A USB Memory Stick? No, it’s a genome sequencer!

Thursday, March 8th, 2012 by Roberto Saracco

Several times in this blog I posted news showing the acceleration of the technologies for sequencing the human genome. The target is to arrive by the end of this decade with every one of us (most of us) having in his pocket his genome sequence. To achieve this result the sequencing should become cheaper (down to 100 euros) and faster (like a blood analyses).

A USB Stick for Molecular analyses

This is “just” another one, but it really shows that we are on track. This USB device is able to detect DNA molecules, not sequencing the whole genome but once you plug it in in a laptop and you wire together twenty of them you will be able to sequence a whole human genome in … 15 minutes! That’s amazing.

The device is produced by Oxford Nanopore. They will begin selling this USB sequencer at the end of 2012 at a price of 900$.

Just think of the implications. A machine like this would be able to cut dramatically the price of genome sequencing (may be not down to 100 euros but surely well under 1,000 – you need to factor in the cost of the reagents required).
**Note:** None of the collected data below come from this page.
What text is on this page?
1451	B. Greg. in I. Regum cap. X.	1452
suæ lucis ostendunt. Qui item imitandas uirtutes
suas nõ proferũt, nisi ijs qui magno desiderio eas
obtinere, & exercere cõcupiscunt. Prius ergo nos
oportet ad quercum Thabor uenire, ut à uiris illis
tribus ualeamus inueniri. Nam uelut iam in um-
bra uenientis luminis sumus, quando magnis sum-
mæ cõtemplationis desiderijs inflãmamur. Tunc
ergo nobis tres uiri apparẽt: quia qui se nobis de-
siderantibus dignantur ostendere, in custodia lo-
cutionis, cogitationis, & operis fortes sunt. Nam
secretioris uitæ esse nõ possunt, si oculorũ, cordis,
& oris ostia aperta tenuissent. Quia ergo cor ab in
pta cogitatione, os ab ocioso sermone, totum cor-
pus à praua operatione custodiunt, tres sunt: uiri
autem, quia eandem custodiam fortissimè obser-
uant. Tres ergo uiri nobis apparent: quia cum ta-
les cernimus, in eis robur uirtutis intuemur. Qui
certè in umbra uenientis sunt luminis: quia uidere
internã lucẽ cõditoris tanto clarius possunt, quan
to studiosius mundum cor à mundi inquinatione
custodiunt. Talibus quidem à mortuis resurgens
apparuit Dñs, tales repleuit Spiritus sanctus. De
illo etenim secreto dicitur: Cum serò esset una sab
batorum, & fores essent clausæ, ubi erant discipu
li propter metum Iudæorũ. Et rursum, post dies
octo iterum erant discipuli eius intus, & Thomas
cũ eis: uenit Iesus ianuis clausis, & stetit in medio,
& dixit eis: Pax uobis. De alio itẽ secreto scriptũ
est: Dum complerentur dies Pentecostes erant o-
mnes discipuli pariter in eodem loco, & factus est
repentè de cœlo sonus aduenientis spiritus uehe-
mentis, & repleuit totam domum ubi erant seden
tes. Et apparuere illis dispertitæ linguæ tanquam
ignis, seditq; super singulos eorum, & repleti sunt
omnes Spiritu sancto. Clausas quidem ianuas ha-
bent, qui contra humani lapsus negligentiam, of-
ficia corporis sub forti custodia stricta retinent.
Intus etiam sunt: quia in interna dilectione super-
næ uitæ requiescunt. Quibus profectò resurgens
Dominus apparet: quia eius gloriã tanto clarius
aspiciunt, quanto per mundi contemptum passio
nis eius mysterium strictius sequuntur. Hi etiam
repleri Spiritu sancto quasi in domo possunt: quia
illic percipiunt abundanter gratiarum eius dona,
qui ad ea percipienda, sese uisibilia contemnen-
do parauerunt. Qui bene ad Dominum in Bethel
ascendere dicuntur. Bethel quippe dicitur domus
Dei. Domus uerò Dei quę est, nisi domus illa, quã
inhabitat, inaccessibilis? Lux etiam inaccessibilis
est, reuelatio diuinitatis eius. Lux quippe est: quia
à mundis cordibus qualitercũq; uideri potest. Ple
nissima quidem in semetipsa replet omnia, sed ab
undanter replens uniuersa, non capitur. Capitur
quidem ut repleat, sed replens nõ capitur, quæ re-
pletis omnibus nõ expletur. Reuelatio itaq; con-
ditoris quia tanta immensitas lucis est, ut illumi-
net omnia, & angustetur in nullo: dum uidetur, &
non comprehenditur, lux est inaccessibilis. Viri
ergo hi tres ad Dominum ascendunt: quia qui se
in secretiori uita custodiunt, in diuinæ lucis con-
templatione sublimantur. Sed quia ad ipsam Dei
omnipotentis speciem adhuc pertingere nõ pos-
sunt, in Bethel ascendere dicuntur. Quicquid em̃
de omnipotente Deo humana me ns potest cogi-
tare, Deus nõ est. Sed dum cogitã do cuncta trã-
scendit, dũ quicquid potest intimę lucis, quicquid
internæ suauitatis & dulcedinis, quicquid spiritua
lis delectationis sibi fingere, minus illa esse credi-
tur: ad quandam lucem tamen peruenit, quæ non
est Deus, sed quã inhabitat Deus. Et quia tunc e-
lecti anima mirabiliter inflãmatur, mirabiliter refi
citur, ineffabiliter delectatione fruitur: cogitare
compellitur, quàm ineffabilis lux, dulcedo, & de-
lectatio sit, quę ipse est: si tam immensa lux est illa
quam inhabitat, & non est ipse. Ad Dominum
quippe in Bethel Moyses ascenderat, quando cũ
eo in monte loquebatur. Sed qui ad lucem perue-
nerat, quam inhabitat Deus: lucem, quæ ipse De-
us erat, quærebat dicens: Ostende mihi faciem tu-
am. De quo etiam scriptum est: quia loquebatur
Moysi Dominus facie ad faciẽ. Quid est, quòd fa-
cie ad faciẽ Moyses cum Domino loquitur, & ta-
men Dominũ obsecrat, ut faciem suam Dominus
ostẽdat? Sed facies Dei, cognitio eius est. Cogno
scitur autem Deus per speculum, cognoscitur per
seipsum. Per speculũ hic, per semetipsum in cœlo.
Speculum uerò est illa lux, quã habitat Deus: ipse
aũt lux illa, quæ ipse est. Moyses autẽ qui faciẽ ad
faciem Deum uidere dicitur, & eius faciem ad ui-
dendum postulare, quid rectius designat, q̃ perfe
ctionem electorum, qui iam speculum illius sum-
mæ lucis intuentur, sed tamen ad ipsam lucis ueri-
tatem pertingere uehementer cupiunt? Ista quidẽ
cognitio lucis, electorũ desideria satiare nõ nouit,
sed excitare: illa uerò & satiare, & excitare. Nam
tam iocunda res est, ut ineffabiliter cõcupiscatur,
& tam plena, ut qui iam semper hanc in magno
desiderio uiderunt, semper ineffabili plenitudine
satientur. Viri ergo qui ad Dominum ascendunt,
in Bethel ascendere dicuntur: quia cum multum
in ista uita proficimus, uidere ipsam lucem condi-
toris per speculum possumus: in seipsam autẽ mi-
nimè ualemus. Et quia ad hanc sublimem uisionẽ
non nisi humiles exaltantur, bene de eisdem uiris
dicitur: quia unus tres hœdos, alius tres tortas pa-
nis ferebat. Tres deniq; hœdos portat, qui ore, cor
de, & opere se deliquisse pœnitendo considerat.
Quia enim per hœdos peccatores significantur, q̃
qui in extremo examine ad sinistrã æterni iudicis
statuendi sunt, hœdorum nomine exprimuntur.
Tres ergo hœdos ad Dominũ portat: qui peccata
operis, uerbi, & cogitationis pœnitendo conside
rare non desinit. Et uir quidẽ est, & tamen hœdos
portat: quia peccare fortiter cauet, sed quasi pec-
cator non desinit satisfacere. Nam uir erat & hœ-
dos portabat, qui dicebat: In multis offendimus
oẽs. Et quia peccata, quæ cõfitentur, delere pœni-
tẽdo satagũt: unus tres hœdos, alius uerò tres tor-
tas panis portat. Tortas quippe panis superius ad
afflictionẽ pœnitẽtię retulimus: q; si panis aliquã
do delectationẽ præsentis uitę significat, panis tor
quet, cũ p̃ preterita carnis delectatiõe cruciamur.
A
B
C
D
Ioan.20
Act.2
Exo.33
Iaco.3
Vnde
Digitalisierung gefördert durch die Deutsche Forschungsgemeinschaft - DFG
Besides, its speed can make the sequencing a normal procedure. Just remember that the first genome sequencing took 10 years and several billion $.

I can see the time, soon, when we will have our genome in our medical record and drugs being prescribed base on the genome. Plus, proactive medicine will take into account the likelihood of suffering from certain diseases and would let us monitor for early tell tale signs and prompt action.

There will also be, as in any new technology, issues on privacy and potential misuse. Still, it is a new exciting frontier to explore!